The issue was discovered two weeks ago by the cybersecurity company Wiz. “Imagine our surprise when we gained full access to the accounts and databases of several thousand Microsoft Azure customers, including large companies,” the engineers told the company’s blog on Thursday.
“We immediately overhauled the system to ensure the safety and protection of our customers,” Microsoft responded in response to a request from AFP, also confirming that it had warned potentially affected organizations.
A priori, the flaw was not exploited by malicious actors, according to the IT giant.
According to Wiz, Microsoft had already quickly deactivated the fallow system, then “reported over 30% of Cosmos DB customers”, clouds concerned, that they had to change their access keys.
But they are likely to be at risk, and others other than those who have already warned could also be anxious, because “the flaw has been exploitable for at least several months, and even years,” the researchers detail.
The group is the second largest cloud leader in the world, after Amazon.
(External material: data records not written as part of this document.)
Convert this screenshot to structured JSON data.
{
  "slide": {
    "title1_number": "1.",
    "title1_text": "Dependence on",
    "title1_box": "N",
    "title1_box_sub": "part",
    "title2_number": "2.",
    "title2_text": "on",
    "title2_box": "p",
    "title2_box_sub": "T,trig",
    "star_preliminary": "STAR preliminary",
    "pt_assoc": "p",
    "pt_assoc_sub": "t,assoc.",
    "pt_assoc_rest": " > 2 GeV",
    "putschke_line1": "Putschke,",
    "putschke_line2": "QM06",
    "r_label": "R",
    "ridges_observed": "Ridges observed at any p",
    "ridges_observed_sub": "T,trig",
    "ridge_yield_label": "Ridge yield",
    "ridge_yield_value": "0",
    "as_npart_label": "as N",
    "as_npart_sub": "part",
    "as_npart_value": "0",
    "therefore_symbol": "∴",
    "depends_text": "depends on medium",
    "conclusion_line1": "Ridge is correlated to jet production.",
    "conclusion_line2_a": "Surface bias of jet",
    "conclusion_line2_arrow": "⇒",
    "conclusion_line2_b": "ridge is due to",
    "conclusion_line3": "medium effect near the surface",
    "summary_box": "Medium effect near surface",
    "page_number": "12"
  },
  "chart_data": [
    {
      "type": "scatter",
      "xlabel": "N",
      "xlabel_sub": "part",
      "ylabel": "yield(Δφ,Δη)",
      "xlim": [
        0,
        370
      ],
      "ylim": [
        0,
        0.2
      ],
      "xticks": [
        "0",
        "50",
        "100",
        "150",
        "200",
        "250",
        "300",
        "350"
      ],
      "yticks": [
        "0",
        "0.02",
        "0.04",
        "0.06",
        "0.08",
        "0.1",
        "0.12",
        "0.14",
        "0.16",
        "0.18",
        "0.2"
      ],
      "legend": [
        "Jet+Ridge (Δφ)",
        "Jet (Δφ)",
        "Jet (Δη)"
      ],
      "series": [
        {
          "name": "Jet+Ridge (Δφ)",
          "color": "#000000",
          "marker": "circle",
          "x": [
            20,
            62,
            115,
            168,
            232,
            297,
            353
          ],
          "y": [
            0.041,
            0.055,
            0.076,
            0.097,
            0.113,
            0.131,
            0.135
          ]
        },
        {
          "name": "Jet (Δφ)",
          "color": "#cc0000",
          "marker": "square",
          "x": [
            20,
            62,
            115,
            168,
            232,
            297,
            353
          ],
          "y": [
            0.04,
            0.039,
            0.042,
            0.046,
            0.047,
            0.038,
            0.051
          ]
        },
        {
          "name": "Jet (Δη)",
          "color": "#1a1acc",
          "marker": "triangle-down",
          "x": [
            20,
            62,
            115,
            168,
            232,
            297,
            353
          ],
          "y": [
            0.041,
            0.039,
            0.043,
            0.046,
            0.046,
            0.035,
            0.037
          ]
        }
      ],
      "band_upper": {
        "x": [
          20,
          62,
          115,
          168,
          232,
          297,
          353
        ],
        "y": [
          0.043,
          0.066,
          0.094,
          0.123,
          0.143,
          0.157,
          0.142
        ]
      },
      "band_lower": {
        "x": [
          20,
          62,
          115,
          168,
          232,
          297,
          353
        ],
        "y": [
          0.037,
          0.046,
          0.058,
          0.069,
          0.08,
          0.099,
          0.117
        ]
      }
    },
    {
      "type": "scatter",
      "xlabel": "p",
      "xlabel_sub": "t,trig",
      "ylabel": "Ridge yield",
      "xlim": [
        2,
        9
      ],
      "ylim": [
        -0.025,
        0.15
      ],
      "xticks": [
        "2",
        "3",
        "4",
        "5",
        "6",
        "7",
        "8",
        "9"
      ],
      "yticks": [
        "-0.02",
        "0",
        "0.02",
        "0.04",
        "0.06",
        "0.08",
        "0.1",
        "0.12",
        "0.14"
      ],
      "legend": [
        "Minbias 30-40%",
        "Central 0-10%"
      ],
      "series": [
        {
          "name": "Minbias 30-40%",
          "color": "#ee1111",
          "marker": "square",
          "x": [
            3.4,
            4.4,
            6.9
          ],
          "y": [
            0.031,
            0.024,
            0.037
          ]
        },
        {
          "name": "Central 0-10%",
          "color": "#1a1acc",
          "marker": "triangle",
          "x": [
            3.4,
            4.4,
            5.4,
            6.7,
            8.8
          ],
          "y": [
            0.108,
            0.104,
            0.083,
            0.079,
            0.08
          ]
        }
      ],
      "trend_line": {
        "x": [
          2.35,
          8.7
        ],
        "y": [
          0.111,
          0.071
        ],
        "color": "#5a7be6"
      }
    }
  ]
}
This sector, which has been growing rapidly for years, has captured more customers during the pandemic, with the explosion of remote work and the need for digital services, from entertainment to online consumption.
Wise says companies like Coca-Cola and Exxon-Mobil are “using Cosmos DB to manage massive amounts of data in the world in real time.” The cloud is used to store data, but also to analyze and process it, from orders to suppliers to transactions with consumers.
“It is a corporate security manager’s nightmare that someone recovers their access keys and uses them to extract gigabytes of data at a time,” the cybersecurity firm said.
These incidents, she adds, “have become commonplace in recent years, and they are worrying.”
This is bad news for Microsoft, whose mailbox servers were affected at the end of 2020 by a massive cyber attack in the United States.
“Food trailblazer. Passionate troublemaker. Coffee fanatic. General analyst. Certified creator. Lifelong music expert. Alcohol specialist.”